There are times when many of us just simply can’t get in or get past that modern cynicism, that duff play-acting; or no longer want to. Because we just don’t get that in any game the objective appears to be to pretend something diabolical just happened… or get some other bloke sent off… or con the ref… or actually (unbelievably) as a forward player be far more interested in penalties than in scoring? (That one really does my head in.)

I know not all players are eating up the soul of the game all the time but few are entirely blameless or immune to the pervasive mind-blowing insensitivity regarding their own luck, their good fortune… and therefore their responsibility. That as much as anything sets them apart from us.

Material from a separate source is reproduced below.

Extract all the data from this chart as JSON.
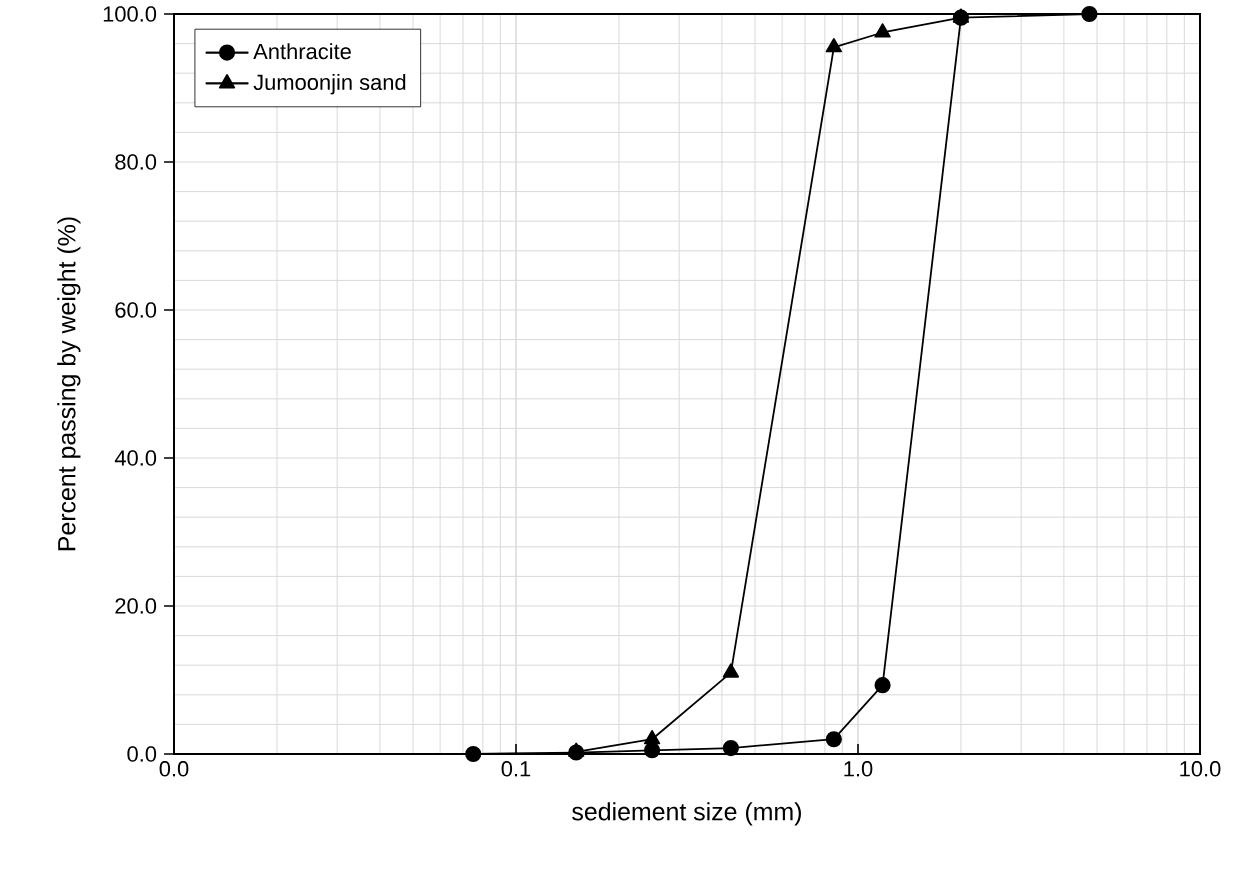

So I can think of coupla fellahs who would be offended by this latterday, allegedly Premiership stuff. But they had a particular kind of genius carrying them through; one not perhaps kicking around quite so freely on the scuffed streets of Prestbury, or coached at Lilleshall, or espoused convincingly enough elsewhere. Something to do with natural honesty being expressed through sport; which we know can happen; which can actually be – in the hackneyed vernacular? – a great joy.

So let’s take a deep breath come kick-off and throw our caps gleefully in the air. And listen for that unquenched spirit and watch for that moment of brilliance and try not to get diverted by anything. Because this could be a really brilliant derby. Couldn’t it?

Footie-family-note; just spoke to a touchingly proud and stirred mother. Wanted to add that one of many extraordinary footietales the Mighty Vic played some role in goes as follows. After retiring hurt from the game, he skippered Grimsby Police in the hugely competitive National Police Cup. They won it, at home (Blundell Park) in front of 23,000 supporters!

Wonder how the burglary figures were in Fishtown that day?